Limitations and Open Challenges
The authors acknowledge several limitations:
- Applicability: Answer matching is best suited for tasks with a unique correct answer or a well-defined set of paraphrases. It is less effective for tasks with multiple valid answers (e.g., summarization, translation) or where equivalence is hard to define (e.g., proofs, code).
- Gaming the Matcher: The robustness of matcher models to adversarial responses or optimization pressure remains an open question. Stronger matchers or adversarial evaluation may be necessary for high-stakes settings.
- Dataset Conversion: Many existing MCQ datasets require significant filtering or rewriting to be suitable for answer matching, which may reduce coverage or alter subject distributions.
Implications and Future Directions
The findings have significant implications for both the evaluation and development of LLMs:
- Benchmark Design: The community should prioritize benchmarks that support generative evaluation via answer matching, with questions designed for specificity and unique answers. This may be more fruitful than creating harder MCQ distractors.

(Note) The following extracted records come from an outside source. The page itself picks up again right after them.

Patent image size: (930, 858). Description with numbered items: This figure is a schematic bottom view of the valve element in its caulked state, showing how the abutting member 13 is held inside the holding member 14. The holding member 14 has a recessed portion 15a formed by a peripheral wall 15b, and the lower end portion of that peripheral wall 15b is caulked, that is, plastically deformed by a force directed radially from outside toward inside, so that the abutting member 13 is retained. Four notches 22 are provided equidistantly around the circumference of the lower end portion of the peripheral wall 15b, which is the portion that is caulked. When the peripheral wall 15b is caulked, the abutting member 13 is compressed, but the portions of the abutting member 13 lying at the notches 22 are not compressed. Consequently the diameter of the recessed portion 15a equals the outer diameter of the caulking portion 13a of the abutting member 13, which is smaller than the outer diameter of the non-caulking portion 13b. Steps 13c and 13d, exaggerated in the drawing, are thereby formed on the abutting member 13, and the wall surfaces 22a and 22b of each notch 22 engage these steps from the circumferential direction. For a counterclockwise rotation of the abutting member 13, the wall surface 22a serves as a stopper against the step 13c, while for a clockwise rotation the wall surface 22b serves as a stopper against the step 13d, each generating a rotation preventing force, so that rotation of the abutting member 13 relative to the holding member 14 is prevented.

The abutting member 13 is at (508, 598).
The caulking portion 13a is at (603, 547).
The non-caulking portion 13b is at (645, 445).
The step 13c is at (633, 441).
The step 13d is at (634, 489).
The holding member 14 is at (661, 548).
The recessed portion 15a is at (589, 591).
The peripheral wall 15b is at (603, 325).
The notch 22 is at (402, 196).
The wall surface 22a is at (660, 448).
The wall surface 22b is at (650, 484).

- Model Development: As answer matching better reflects real-world generative use cases, optimizing models for generative performance (rather than MCQ accuracy) becomes more meaningful.
- Evaluation Ecosystem: The transition to answer matching enables more valid, scalable, and cost-effective evaluation protocols, supporting the rapid pace of LLM development and deployment.

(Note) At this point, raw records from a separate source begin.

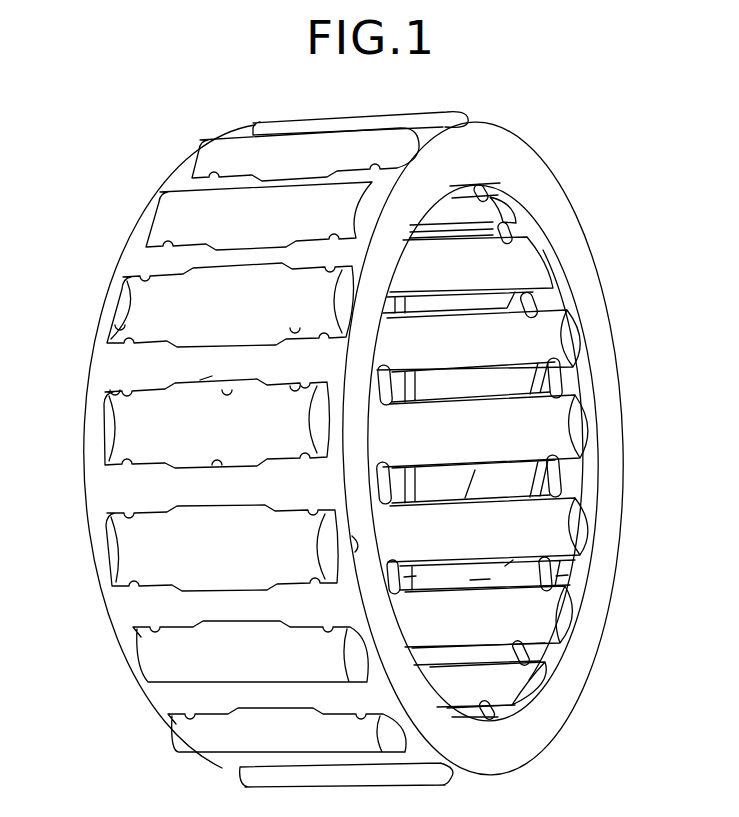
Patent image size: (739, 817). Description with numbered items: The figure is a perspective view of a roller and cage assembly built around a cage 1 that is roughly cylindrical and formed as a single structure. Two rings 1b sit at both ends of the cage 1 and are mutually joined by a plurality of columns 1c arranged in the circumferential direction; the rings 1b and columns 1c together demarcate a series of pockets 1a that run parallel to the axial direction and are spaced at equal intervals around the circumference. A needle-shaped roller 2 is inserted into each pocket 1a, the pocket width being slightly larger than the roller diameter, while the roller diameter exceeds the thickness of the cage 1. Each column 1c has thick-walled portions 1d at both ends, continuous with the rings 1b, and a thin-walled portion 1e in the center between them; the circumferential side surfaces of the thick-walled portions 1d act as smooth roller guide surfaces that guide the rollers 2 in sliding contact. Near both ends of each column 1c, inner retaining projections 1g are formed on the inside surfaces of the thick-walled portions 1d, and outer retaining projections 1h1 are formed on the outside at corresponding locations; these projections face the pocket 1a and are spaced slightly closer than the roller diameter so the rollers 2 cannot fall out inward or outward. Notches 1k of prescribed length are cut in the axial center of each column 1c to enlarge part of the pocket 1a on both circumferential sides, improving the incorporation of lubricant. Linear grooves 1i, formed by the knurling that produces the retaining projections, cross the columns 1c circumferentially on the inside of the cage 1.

The cage 1 is at (570, 183).
The rings 1b is at (572, 221).
The pockets 1a is at (275, 455).
The rollers 2 is at (185, 455).
The inner retaining projections 1g is at (392, 465).
The notches 1k is at (228, 388).
The outer retaining projections 1h1 is at (303, 362).
The columns 1c is at (211, 371).
The linear grooves 1i is at (362, 541).
The thick-walled portions 1d is at (410, 578).
The thin-walled portion 1e is at (480, 583).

Future work may explore extending answer matching to tasks with multiple valid answers, improving matcher robustness, and integrating rubric-based or execution-based evaluation for complex outputs.
Conclusion
The paper provides a rigorous and practical case for replacing MCQ-based evaluation with answer matching in LLM benchmarking. By aligning evaluation protocols with the generative capabilities of modern models, answer matching offers a more valid, reliable, and scalable approach, with direct consequences for model selection, deployment, and future research directions in AI.